In a second message, Petro published an old cover of the Spanish magazine ‘Hola’ in which four powerful white women are seen in their luxurious house in the department of Valle del Cauca, where the vice president lives.
The photograph shows two black uniformed women carrying silver trays in the background and next to the pool. “What bothers the descendants of ill-gotten power is that those in the back sit next toor,” added the president.
(Keep reading: Why Petro trusts tourism as a replacement for hydrocarbons).
Márquez, 41, became the country’s first black vice president on August 7 and also the formula for the first leftist government led by Petro. Her rise to power exposed the underlying racism that persists in a country where about 9% of the 50 million inhabitants are Afro-descendants.
In a video on the Instagram network, Márquez explained that his new position involved living in a high-class residential complex, near Cali, and travel by helicopter due to failed attacks against them and security risks.
The opposition senator, María Fernanda Cabal, described as “outrageous tasty life” of the vice president and unleashed a shower of comments for and against. “Your problem is class.
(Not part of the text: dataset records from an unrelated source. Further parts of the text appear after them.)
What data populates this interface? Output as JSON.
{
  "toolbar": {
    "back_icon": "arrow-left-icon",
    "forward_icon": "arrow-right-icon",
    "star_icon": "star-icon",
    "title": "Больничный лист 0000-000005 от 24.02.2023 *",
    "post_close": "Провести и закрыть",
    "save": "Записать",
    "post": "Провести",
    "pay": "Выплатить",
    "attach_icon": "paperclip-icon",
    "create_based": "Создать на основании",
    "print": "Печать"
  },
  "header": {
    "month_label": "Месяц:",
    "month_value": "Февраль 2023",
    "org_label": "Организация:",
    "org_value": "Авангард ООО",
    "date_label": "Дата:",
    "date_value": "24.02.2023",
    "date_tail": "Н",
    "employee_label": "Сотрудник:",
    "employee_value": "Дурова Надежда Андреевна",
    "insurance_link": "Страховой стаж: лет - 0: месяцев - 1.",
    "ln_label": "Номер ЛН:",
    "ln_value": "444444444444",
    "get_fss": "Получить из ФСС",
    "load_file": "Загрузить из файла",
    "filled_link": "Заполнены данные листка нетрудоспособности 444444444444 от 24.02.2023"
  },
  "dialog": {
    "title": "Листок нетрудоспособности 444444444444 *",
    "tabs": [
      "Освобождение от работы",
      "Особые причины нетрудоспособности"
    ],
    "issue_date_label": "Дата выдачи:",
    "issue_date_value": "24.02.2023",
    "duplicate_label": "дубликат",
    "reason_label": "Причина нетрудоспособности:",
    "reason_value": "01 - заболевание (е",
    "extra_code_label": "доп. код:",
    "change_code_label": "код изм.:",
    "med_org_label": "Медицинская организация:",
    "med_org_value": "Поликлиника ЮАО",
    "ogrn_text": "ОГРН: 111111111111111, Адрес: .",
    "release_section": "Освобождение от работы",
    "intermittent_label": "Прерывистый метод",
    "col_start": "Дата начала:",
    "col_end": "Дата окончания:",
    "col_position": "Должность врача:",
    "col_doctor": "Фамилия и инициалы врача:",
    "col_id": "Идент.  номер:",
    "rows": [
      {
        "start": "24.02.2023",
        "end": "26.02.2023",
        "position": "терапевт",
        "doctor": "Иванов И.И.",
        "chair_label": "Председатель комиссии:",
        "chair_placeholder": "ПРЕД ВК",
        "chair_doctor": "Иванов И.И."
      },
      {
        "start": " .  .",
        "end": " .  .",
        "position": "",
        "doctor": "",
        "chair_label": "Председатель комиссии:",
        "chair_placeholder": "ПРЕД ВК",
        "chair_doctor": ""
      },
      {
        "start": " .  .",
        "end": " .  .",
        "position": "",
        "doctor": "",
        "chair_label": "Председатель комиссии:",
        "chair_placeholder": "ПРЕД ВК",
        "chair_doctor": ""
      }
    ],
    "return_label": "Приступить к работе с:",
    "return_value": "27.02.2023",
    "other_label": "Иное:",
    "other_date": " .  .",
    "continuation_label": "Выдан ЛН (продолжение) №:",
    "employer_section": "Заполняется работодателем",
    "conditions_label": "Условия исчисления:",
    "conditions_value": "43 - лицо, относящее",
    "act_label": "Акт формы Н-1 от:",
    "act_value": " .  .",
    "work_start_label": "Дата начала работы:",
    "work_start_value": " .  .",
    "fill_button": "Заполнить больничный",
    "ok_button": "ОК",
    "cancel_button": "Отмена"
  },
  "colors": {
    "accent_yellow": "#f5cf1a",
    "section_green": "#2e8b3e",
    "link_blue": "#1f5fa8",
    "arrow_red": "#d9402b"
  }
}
Her problem is that she does not accept that a woman like me, humble, Afro-descendant, is now living in the sector where her family lives”, the politician defended herself. Petro and Márquez advanced their campaign amid strong security measures, in a country weighed down by political assassinations and more than half a century of armed conflict.
(Read on: Petro Proposes ‘Democratizing Power Generation’: What It Means.)
Born into a poor family, the vice president was a single mother at 16fled her land under threat of death, studied law and became a prominent environmentalist, winner of the Goldman Prize, also known as the Nobel Prize for environmentalists.
In 2019 they wanted to assassinate her with grenades and rifle bursts, and in January authorities found explosives near his former home. “I am not going to expose myself further knowing the dark intentions of many people to overthrow President Gustavo Petro or to create chaos,” he insisted.
(See: What will happen to contracts for the provision of services with the State?).